Tres manzanas y una cebolla

Esta tarde se presenta el iPhone6 de Apple, en lo que parece ser el evento tecnológico de la temporada. Con esta ocasión, os dejamos este artículo del profesor Rui ProenÇa Garcia, de la Universidad de Oporto (Portugal).

Tres de los más importantes acontecimientos del desarrollo del conocimiento humano tienen como símbolo las manzanas. Este fruto simboliza el conocimiento y, con él, las transgresiones consumadas por el ser humano:

La primera manzana, con Adán y Eva en el libro bíblico del Génesis, simboliza el origen del conocimiento. Corresponde al momento en que el ser humano decide no aceptar las limitaciones de su existencia. Quiere conocer y obtiene el conocimiento, sin limitarse lo “puramente dado”, perdiendo su inocencia primordial.

La segunda manzana, con Isaac Newton en los siglos XVII-XVIII, simboliza el origen del conocimiento de las leyes del universo. Representa la certeza matemática, postulando que la verdad es lo que puede ser confirmado por la experiencia. La primera manzana, el bien y el mal, no se traduce en un algoritmo matemático. ¡El bien y el mal no son nada porque la matemática no los puede predecir! Esta nueva manzana revela las leyes del universo, obviamente matemáticas, instaurando una nueva visión del ser humano, el racionalismo. El ser humano pierde su centralidad en el cosmos, pasando a ser simplemente uno de sus elementos.

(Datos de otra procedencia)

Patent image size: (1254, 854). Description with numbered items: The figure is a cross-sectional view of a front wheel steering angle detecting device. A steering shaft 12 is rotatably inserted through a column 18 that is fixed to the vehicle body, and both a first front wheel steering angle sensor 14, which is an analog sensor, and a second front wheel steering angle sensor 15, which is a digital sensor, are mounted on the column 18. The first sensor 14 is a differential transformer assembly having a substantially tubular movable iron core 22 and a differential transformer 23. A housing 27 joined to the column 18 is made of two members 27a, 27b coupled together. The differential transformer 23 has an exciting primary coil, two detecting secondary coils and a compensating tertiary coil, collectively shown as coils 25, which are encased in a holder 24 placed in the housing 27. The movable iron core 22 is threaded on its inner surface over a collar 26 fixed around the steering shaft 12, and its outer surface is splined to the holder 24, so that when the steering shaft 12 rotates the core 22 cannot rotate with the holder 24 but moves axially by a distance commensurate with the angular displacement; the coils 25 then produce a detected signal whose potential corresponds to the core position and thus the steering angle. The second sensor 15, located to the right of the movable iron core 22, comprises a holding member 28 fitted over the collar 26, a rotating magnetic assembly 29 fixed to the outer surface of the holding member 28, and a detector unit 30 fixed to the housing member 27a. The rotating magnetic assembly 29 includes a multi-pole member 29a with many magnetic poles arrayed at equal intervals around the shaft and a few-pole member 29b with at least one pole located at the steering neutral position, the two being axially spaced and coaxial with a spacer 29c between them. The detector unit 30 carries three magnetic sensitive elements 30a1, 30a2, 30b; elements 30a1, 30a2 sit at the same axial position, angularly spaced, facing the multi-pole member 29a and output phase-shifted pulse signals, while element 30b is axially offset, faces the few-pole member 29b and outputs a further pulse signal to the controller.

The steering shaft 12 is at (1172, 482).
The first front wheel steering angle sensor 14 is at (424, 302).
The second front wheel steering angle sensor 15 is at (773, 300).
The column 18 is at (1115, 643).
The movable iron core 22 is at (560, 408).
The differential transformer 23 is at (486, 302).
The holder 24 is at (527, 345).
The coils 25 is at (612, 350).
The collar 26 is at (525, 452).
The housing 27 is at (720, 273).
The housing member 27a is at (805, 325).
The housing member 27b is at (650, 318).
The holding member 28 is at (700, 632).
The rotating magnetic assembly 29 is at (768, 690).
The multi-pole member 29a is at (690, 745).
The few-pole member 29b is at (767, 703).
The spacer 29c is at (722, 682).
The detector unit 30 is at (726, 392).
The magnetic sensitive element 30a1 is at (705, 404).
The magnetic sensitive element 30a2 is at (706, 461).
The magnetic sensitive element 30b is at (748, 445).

La tercera manzana (Apple como imagen de la tecnología, biotecnología, manipulación genética y cualquier avance científico en el siglo XXI) apunta a la posibilidad del ser humano de crear vida y vida humana o, al menos, manipular su creación. Esta tercera manzana evidencia que la creación de la vida ya cayó en el dominio del conocimiento humano, abandonando su carácter insondable, entrando en definitiva en el campo de las realizaciones posibles del ser humano. Parece que la vida, toda la vida, incluida la humana, es un producto de laboratorio, perdiendo su dignidad, entrando en el reino de las cosas y, por tanto, teniendo un precio. Como nos recuerda Adriano Moreira, vivimos un mundo “víctima del relativismo que coloca el precio de las cosas en lugar del valor de las cosas”. La creación de la vida corre el serio peligro de llegar a ser una cosa simple.

Santo Tomás de Aquino, en su Summa Teológica (Vol. II, q. 97, art. 1), discute si el ser humano en su estado de inocencia era inmortal, y concluye que no. ¿No podrá una cuarta manzana establecer la inmortalidad humana, llevando al ser humano a un estado que ni el Creador concibió? La búsqueda de la inmortalidad es una constante en los discursos de la tercera manzana. Todavía no se ha conseguido, pero la maceración humana es muy productiva…

Finalmente, el desarrollo del conocimiento humano puede ser comparado con una cebolla. En esta nueva metáfora vegetal, la cebolla tiene muchas pequeñas capas, pero no forman un volumen importante. Cada manzana significa una capa en nuestro desarrollo, pero el ser humano no es un ser acabado. Su evolución continúa, por lo que podemos preguntar: ¿Cuál será la cuarta manzana? ¿La inmortalidad? ¿Qué nueva transgresión supondrá esta manzana? ¿Qué límites se sobrepasarán? ¿Tendrá sentido hablar, incluso entre creyentes, de un ser creado a imagen de Dios? Cada vez somos llevados a pensar que muy pronto, si no ya ahora en algunos medios, que el ser humano es criado a imagen de la voluntad de sus progenitores, aunque se reconozca, por ejemplo, con la clonación los conceptos de padre, madre, hermano y otros similares no tendrán el mismo significado que ahora.

La conciencia histórica del ser humano posibilita tener presente dentro de sí todo el pasado de la humanidad. Cada ser humano actual “come” las tres manzanas. Somos homo sapiens sapiens, por lo que nos sabemos poseedores de conocimiento, del conocimiento simbolizado por las tres manzanas.

 Nota de entreParéntesis. A lo largo del artículo, el autor habla de creación en un sentido distinto del teológico. Por otro lado, no entra en las consideraciones éticas de lo que describe. Con todo, nos parece que introduce algunas cuestiones interesantes para la reflexión, el debate y el diálogo en las fronteras. El texto completo, en portugués, puede encontrarse en “A evoluÇâo do conhecimento humano ou a metáfora das maÇâs: da maÇâ de Eva à ‘Apple’ de Bill Gates” en Brotéria 180 (maio-junho 2015) 451-464.